Marx-Engels Correspondence 1886

Engels to Florence Kelley Wischnewetzky


Source: Science and Society Volume II, Number 3, 1938;
Translated and Edited: by Leonard E. Mins.


London, February 3, 1886.

My dear Mrs. Wischnewetzky:

Today I forwarded to you, registered, the first portion of the Ms. up to your page 70, inclusive. I am sorry I could not possibly send it sooner. But I had a job on my hand which must be finished before I could start with your Ms. Now I shall go on swimmingly; as I proceed I find we get better acquainted with each other, you with my peculiar old-fashioned German, I with your American. And indeed, I learn a good deal at it. Never before did the difference between British and American English strike me so vividly as in this experimentum in proprio corpore vili. What a splendid future must there be in store for a language which gets enriched and developed on two sides of an ocean, and which may expect further additions from Australia and India!

I do not know whether this portion of the Ms. will arrive in time to reach Miss Foster before her sailing, but I hope you will not be put to any particular inconvenience through my delay, which was indeed unavoidable. I cannot be grateful enough to all the friends who wish to translate both Marx’s and my writings into the various civilized languages and who show their confidence in me by asking me to look over their translations. And I am willing enough to do it, but for me as well as for others the day has but 24 hours, and so I cannot possibly always arrange to please everybody and to chime in with all arrangements made.

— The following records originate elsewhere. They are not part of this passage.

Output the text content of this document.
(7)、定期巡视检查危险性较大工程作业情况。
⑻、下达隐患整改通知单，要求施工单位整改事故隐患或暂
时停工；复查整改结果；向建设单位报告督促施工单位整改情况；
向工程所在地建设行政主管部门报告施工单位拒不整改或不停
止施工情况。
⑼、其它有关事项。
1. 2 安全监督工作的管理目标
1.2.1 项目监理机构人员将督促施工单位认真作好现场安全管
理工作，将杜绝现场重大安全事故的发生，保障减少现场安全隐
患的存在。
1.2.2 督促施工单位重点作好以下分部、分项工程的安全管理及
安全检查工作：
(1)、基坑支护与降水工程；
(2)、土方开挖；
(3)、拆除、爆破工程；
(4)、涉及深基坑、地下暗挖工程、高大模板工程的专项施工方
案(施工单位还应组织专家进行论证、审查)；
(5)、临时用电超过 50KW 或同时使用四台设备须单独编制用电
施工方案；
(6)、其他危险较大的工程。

If I am not too often interrupted in the evenings, I hope to be able to send you the remainder of the Ms. and possibly also the introduction in a fortnight. This latter may be printed either as a preface or as an appendix. As to the length of it I am utterly incapable of giving you any idea. I shall try to make it as short as possible, especially as it will be useless for me to try to combat arguments of the American press with which I am not even superficially acquainted. Of course, if American workingmen will not read their own states’ Labor Reports, but trust to politicians' extracts, nobody can help them. But it strikes me that the present chronic depression, which seems endless so far, will tell its tale in America as well as in England. America will smash up England’s industrial monopoly — whatever there is left of it — but America cannot herself succeed to that monopoly. And unless one country has the monopoly of the markets of the world, at least in the decisive branches of trade, the conditions — relatively favorable — which existed here in England from 1848 to 1870 cannot anywhere be reproduced, and even in America the condition of the working class must gradually sink lower and lower. For if there are three countries (say England, America and Germany) competing on comparatively equal terms for the possession of the Weltmarkt, there is no chance but chronic overproduction, one of the three being capable of supplying the whole quantity required. That is the reason why I am watching the development of the present crisis with greater interest than ever and why I believe it will mark an epoch in the mental and political history of the American and English working classes — the very two whose assistance is as absolutely necessary as it is desirable.